The Viewers — Puthoff, Swann, Price, McMoneagle
Four names dominate the public record. None were carnival performers — they were mostly former intelligence officers, retired military, and civilian contractors with consistent statistical results in controlled lab sessions.
Hal Puthoff — the physicist who co-founded the program at SRI. Not a viewer; he ran the lab.
Ingo Swann — the first viewer. A New York artist who, in 1971, wrote Puthoff a letter claiming he could influence the output of a shielded magnetometer. Puthoff tested the claim. The instruments, against all known physics, responded.
Pat Price — a retired California police commissioner. In a 1986 session, Price claimed to have “viewed” a Soviet submarine pen in Vladivostok and produced sketches. Months later, a US satellite passed over; the imagery reportedly matched Price’s description, including details with no public source. The session was kept classified until 1995.
Joe McMoneagle — Army Intelligence sergeant, the Army’s first acknowledged remote viewer. His work on the 1979 Iranian hostage crisis was used to brief a presidential commission. He wrote a 2002 memoir titled The Stargate Project, the program’s most common name. Puthoff went on to inhabit the same post-Cold-War fringe as the Project Blue Book advocates — a community that has never fully decided whether Stargate was a psyop, a real program, or both.
The Protocols — How The Army Made Remote Viewing Operational
The most clearly documented unit of the program is the protocol. By the late 1970s the methodology had been standardized. The viewer sat in a shielded room. A target — a coordinate, a person, or an object — was selected by an “experimenter” unknown to the viewer. The viewer was given only the coordinate (latitude and longitude, a six-digit grid, or a name). They described, sketched, answered questions. A second “monitor” with no knowledge of the target was present to prevent visual cues. Sessions were audio-recorded, timestamped, chained, archived.
Each target was judged blind by a separate evaluator against multiple decoys on a five-point scale. The standard cycle was 30 days.
The intent was to make a psi phenomenon look, on paper, like any other controlled intelligence method — chain of custody, defined input, defined output, independent judge. The protocol was designed by people who understood that credibility depended on producing a paper trail an outside auditor could follow. That the GAO did eventually follow it is one of the program’s more interesting facts. Compare this to MKUltra, where the program’s own record-keeping was destroyed in 1973 by direct order.
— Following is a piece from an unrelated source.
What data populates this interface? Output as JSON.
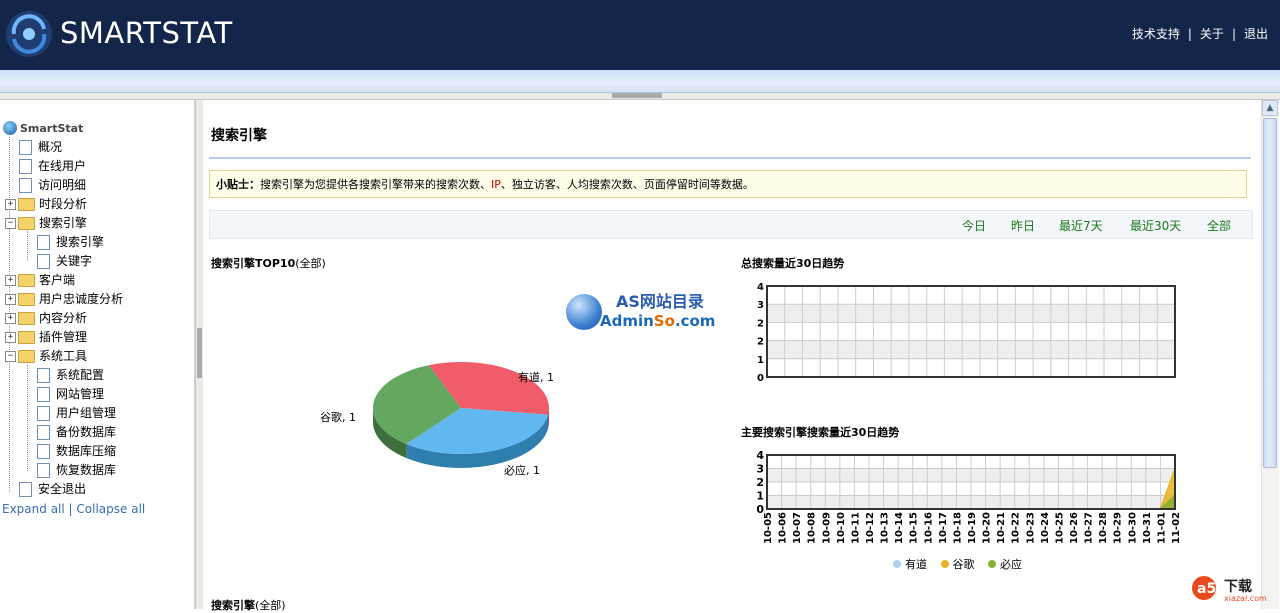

The Hits — Cases That Worked
In 1984, during planning for a US hostage-rescue attempt in Tehran, Pat Price was tasked with locating the hostages and identifying safe houses. His sessions reportedly identified the building where the hostages were held — one the rescue team had not previously known about. The mission failed for unrelated reasons (a helicopter collision in the Iranian desert).
In 1979, McMoneagle was tasked with viewing a Soviet Tu-22M “Backfire” facility. McMoneagle sketched an aircraft on a triangular airfield. Satellite imagery later confirmed a matching facility. (Critics note that Tu-22Ms were already known to exist and the airframe was generic.)
In 1988, a viewer was tasked with locating a Chinese embassy being constructed in Bujumbura, Burundi. The viewer produced coordinates and a description two weeks before the embassy was officially announced. The accuracy was verified by the Army’s evaluation team.
None of these are airtight. Each has a counter-explanation — lucky guessing, prior information leaked through the experimenter, confirmation bias. But the program ran 1972–1995 with the same five-to-eight-person core team, and the hit rate, by the program’s own internal scoring, was roughly 15–20 percent above chance. By research standards, that is small. By intelligence-work standards — where the alternatives are satellite passes and human spies — that is interesting.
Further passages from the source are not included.